今の口ぶりでは、魔物とは話すことができないって聞こえるな。
「あ、あの~魔獣と魔物って何が違うんですか?」
ナイス、コタロウ‼
よくぞ、俺が聞きたかったことを質問してくれた。
「まぁ、人間どもは一緒にしておるがな! 魔獣と魔物は根本的に異なった存在なのだ」
狼の話をまとめると、魔獣は元々いた生き物が魔力によって進化した生物で、魔物は魔力が塊となって形を成しただけで正確には生き物ではないらしい。
更に、魔獣は進化したことで知性を得る者も多いが、魔物には知性が生まれることは無いらしい。
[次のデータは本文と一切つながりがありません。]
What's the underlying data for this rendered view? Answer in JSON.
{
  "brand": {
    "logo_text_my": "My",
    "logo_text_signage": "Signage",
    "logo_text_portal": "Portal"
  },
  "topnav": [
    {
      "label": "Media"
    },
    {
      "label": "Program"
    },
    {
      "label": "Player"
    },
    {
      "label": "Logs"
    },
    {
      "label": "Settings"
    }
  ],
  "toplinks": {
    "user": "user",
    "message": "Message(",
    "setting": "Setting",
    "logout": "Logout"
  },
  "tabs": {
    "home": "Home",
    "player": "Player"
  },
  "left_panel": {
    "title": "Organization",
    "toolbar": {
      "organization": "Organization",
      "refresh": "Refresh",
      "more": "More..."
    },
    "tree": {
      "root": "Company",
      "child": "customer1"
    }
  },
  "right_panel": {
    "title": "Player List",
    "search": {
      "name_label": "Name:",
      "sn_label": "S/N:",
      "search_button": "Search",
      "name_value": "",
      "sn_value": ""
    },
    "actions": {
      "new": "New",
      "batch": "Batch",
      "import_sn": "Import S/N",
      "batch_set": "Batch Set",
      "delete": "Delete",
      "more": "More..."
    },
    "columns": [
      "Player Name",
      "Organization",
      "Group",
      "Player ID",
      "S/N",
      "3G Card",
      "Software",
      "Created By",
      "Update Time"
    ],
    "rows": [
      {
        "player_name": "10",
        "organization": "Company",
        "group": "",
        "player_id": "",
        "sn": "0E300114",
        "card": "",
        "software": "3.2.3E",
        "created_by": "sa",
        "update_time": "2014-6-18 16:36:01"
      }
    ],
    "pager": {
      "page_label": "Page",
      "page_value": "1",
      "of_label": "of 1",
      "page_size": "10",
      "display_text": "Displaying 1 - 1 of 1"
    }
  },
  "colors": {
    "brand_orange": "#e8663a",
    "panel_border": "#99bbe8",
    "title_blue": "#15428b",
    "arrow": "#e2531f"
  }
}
なるほど、つまりはさっき俺たちを追いかけたネコ科モンスターたちは魔物で、知性を持たない魔物とは会話ができないって訳か。
今度からは十分に注意するとしよう。
「であるからして、そこの黒いのは魔獣で間違いないだろう。しかも、霊薬の花の匂いをかぎ分けられることから見て、魔力の匂いをかぎ分ける才能があるかもしれないな」
なんかすごい才能がコタロウに開花してるんだけど……
この世界じゃ俺の能力より役に立ちそうかもね。
「さて、それでは話を本題に戻すとしよう。花を石ですり潰して、汁を絞ってくれぬか?」
「全部ですか?」
「いや、一握りでいいはずだ」
え? 一握り?
両手で抱えられないくらいあるんだけど?
「だから多すぎるくらいだといったのだ。我もまさかこれほど集まるとは思ってもいなかったものでな」
俺がキョトンとしているのを見かねて、狼がため息をついた。
「この花の効力はかなり強力なのだ。人間たちは汁を薄め、霊薬として利用している。我に必要な魔力を回復するなら、一握りといったところだ」
俺は狼の言うとおりに一握りの花をすり潰し、持っていたハンカチで汁を絞った。
それをコタロウが持ってきた木の実の殻に入れ、狼のもとに持っていく。
「これでいいですか?」
狼は花の汁の匂いを嗅ぐと頷く。
「あぁ、感謝するぞ異界人たちよ」
狼は少し頭を下げると、花の汁を一気に飲み干した。
すると一瞬、狼の毛並みが光輝いたように見えた。
「カース・リジェクト‼ エクス・ヒール‼」
咆哮とともに狼にまとわりついていた黒いものが消え去り、傷が塞がる。
「す、すごい……これが魔法か」
当たり前だが魔法なんて初めて見た。
まるで奇跡のような光景だ。
「ふぅ、これで一息といったところか。」
狼は傷が癒えたことを確認するとこちらを見る。
「さてと、残る問題はお前たちだな」
え? 問題って? まさか裏切られる展開か?
「一つ質問に答えてもらうぞ、人間!」
背筋が凍るほどの殺気にあてられ、俺とコタロウは狼の次の言葉を待つしかなかった。